SALT LAKE CITY — Tami Cromar makes cookies to die for under a name that food product giant Pillsbury believes is a trademark infringement worth fighting over.
Cromar doesn't. Actually, she believes My Dough Girl, the name she was seeking to trademark when the Pillsbury/General Mills attorneys stopped her, is worth going to court to settle, but she won't, and told her customers officially this week on her store's Facebook site.
"I have to stick to baking so cookies can still be a part of all our futures," she wrote. "If the Dough Girl fights, there will be no cookies."
She can keep naming lines of gourmet cookies after World War II pin-up gals like Lilly and Betty, but they won't be dough girls, a marketing idea with no more connection to Pillsbury's doughboy than U.S. Army troops fighting in World War I and the Pop n' Fresh marketing icon.
In any case, Pillsbury alleged that what Cromar was doing was harming the $23 billion food processing giant and infringing on their good name.

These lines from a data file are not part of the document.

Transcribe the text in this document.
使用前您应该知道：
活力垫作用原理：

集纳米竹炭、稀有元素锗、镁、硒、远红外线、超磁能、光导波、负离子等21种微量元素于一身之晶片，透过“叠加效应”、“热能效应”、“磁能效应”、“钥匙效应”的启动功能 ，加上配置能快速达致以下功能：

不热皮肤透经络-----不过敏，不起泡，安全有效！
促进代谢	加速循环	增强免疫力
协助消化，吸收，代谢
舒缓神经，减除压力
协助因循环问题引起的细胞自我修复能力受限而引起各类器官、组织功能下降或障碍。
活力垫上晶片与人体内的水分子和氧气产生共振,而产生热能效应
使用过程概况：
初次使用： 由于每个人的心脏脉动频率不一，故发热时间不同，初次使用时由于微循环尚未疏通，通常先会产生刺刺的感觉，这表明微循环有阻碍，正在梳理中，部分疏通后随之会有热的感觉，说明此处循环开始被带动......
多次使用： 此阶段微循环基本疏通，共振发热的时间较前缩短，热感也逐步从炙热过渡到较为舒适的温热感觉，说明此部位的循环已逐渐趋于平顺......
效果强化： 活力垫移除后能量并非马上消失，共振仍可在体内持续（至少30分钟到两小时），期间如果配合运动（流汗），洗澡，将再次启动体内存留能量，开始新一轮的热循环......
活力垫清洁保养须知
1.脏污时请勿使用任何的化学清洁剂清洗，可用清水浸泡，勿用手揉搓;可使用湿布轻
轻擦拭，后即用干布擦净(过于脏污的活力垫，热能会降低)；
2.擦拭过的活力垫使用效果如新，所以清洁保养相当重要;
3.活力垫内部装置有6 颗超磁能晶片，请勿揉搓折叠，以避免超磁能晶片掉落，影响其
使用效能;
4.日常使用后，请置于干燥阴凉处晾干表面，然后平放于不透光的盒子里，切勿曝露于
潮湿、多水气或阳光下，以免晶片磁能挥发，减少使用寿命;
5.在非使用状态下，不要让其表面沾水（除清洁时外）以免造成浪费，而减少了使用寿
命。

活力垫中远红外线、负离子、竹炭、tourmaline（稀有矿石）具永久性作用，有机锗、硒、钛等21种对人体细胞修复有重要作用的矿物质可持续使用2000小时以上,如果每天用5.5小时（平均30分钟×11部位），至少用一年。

The company's trademark infringement notice rubbed against the grain of Cromar's inner entrepreneur. She had stepped out of her hard hat and steel-toed boots in the trenches of 15 years as an architectural designer, took all of her savings — $10,000 — and bought her way into working day and night at the My Dough Girl store on 300 West and 760 West in 2008. Cromar is also going against her 1st Amendment right to speak freely about the situation by going along with a gag order not to talk to the news media.
That's what really grates on her customers, one of whom started "Dough Girl vs. Pillsbury" on Facebook, a rallying point that has generated nearly 1,500 responses from readers who say that the situation is a corporate Goliath again going after and beating a one-store David.
Boycotting Pillsbury comes up a lot as a response, said customer, food writer and public rallying leader Josh Shimizu. So do claims of "shame on you" for picking on a single, small business that he and others believe could be only be portrayed as a business threat in the deepest labyrinths of trademark law.
Running afoul of one of the most famous symbols of one of the biggest big businesses was never in Cromar's marketing plan, and she has assured Pillsbury from the start that she was neither trying to leverage nor tarnish Pop n' Fresh's good name.
"The products are so completely unlike each other, how could anyone ever get the two mixed up?" Shimizu said.
"It's all just pretty silly and so unnecessary," he said, adding that he understands Cromar's desire to go along. "But I won't. I can't. This just isn't right."